Hem yardım hem de ailemi görmek amacıyla zorlukla mahallemize ulaşabildim. Gördüğüm manzara içler acısıydı, benim doğup büyüdüğüm sokak birkaç ev hariç hepsi yıkılmıştı. Şu an amcam kızının ve anamın yaşadığı iki ev tek katlı olması ve sağlam yapıldığı için bir çizik bile yoktu. Kardeşlerimin evleri girilemez durumda olduğundan onlar da geçici olarak doğdukları eve sığınmışlardı. Teselli görüşmesinden sonra getirdiğimiz kolileri teslim ederek hüzünle oradan ayrıldık. Kardeşimin evine geçmiş olsun için gittiğimde yengemin ayağının kırık olduğunu söyledim. Onlar depremin etkisi ile kırık olduğunun farkında bile değillerdi. Hemen acil servisi aradık, gece gelerek müdahale etmişler, üç gün daha gecikilse idi ayağı kangren olacakmış dediler. Neyse ki gece yarısı Urfa devlet hastanesine yatırarak ertesi sabah ameliyata aldılar. Yardım için gittiğimiz yerlerde gece kalamıyorduk, haliyle çocuklar yalnız olduklarından ve korktukları için gece evde olmak zorunda kalıyorduk. Gündüzleri ise yardım ekibi ile çalışarak gıda ve giyim eşyalarını depremzedelere yetiştiriyorduk.

Depremin dördüncü günü 7 adet çadırı diktirdikten, kazık ve direklerini de bin bir zorlukla sağladıktan sonra bir kez daha Adıyaman’ın yolunu tuttuk. Av. Hasan Demir kardeşimize hem çadırları hem gıda ve giyim malzemelerini teslim ettik, onu teselli ettik. Tek muhtaç olmayan biri varsa o da Allah (cc) olduğunun bir kez daha farkına vardık.
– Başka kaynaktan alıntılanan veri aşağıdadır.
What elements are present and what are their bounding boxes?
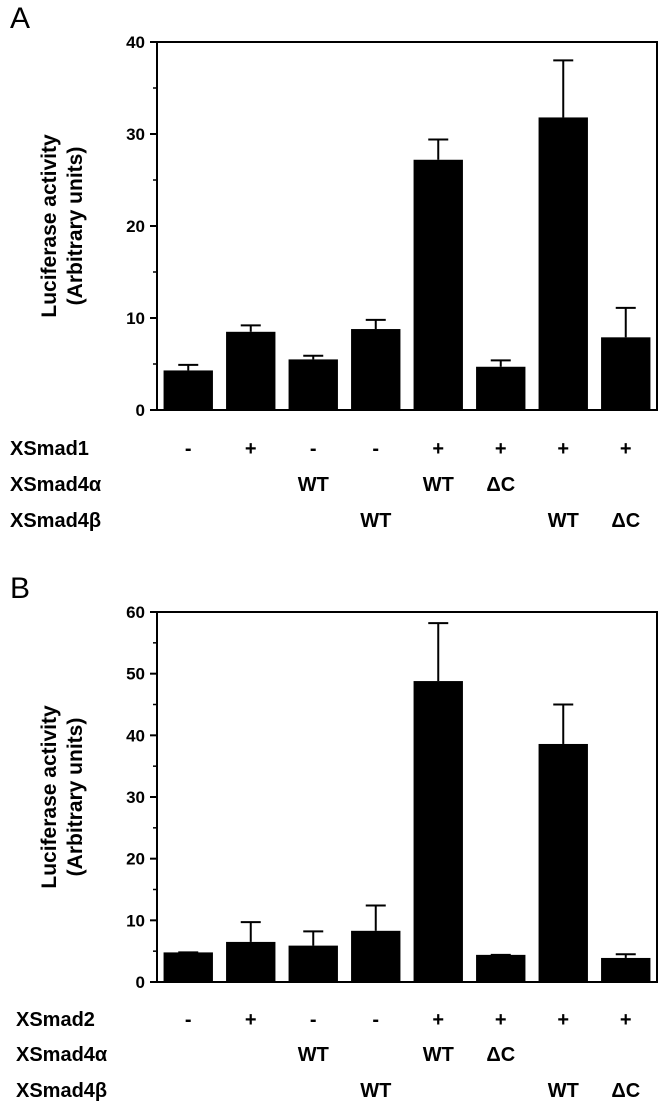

Birinci gün akşam kaldığımız yerde bir arkadaşımızın çocuğu ateşlendi ilaç almaya gittik. Şanlıurfa’da depremi hafif atlatmamıza rağmen nöbetçi eczanelerin kapalı olduğuna şahit olduk. Bina sağlam olsun olmasın ekmek fırınları 3 gün boyunca kapalı kaldılar. A101, Bim, Şok ve diğer zincir marketler ne hikmetse üçüncü gün mağazalarını açtılar. Yerel marketler kısmen birinci gün ve ikinci gün tamamen mağazalarını açarak hizmet vermeye başladılar. Buradan yerel marketlerimize bir kez daha teşekkür ederim. Depremin ilk gününden itibaren tüm kamu binaları depremzedelerin kalabilmeleri için gece gündüz açık tutuldu.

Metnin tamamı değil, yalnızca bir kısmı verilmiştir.